Indian Puppeteers message Peace and Nonviolence

By Indhrannie Pillay

The Ishara Puppet Theatre Trust performed their “Images of Truth – Satya ki Pratiroop” puppet show, to an audience of about 500 people in two shows at the Chatsworth ABH on 22 September 2007. The ‘images of truth’ show was commissioned by the Indira Gandhi National Center for the Arts in New Delhi. Dadi Pudumjee, founder of the trust said, “To date this is one of our most popular shows that appeal to both children and adults alike.” The show deals with Mahatma Gandhi and his ideologies of nonviolence and Satyagraha. The puppeteers reflect instances of Gandhi’s life in South Africa. “The aim of this show is to highlight the importance of us all to overcome hatred and wrath and to come together in unity,” he said. “We are using the puppetry and drama as a way to message peace and non violence.”

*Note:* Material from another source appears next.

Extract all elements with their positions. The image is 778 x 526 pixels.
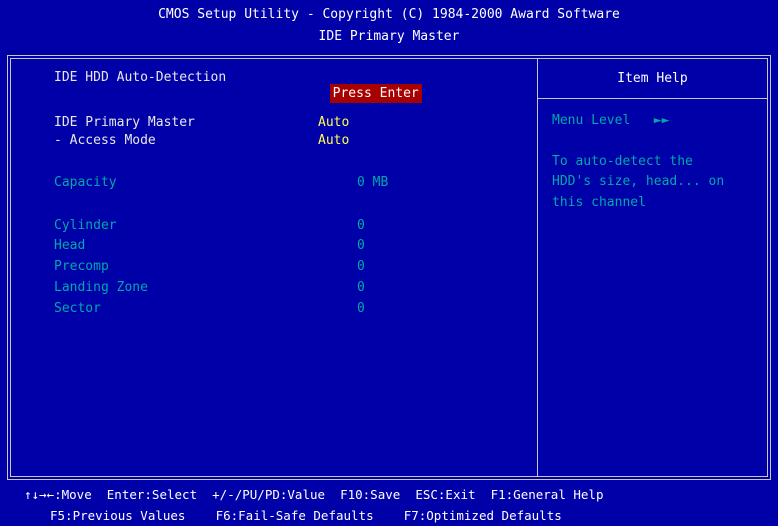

The Ishara Puppet Theatre Trust is one of India’s leading creative puppet theatres, which was founded in 1986 by Pudumjee, who has 40 years of experience in the puppetry industry.  His passion for puppets was ignited in his early childhood when he was gifted with a Pelham string puppet toy. This freak introduction into puppetry directed the path of Pudumjee’s life. In 1971, he obtained a Diploma in Puppetry and Creative Drama from the Darpana School Academy. In 1972, he travelled with the Darpana puppet troupe around Europe where he was exposed to various styles from the different countries which influenced his work. Over the next few years he was part of puppet shows all across India and abroad, until he founded the Ishara Puppet Theatre Trust.

“We use both modern and traditional puppetry techniques and hope to support, develop and maintain the traditional puppetry of India while also encouraging the renewal of the arts of puppetry,” Pudumjee said.  The Trust hopes to promoting education and entertainment via the medium of puppetry and drama “Ishara has been working with marginalized groups of youth in the fields of HIV/AIDS and Drug Use in partnership with UNESCO Paris and the European Union from 2004 -2006,” he said. At the end of the project six youth were successfully trained as peer educators. “These youth will use modern puppetry techniques and skills to facilitate workshops, awareness programmes, training programmes and performances with schools, institutions and NGO’s,” Pudumjee said.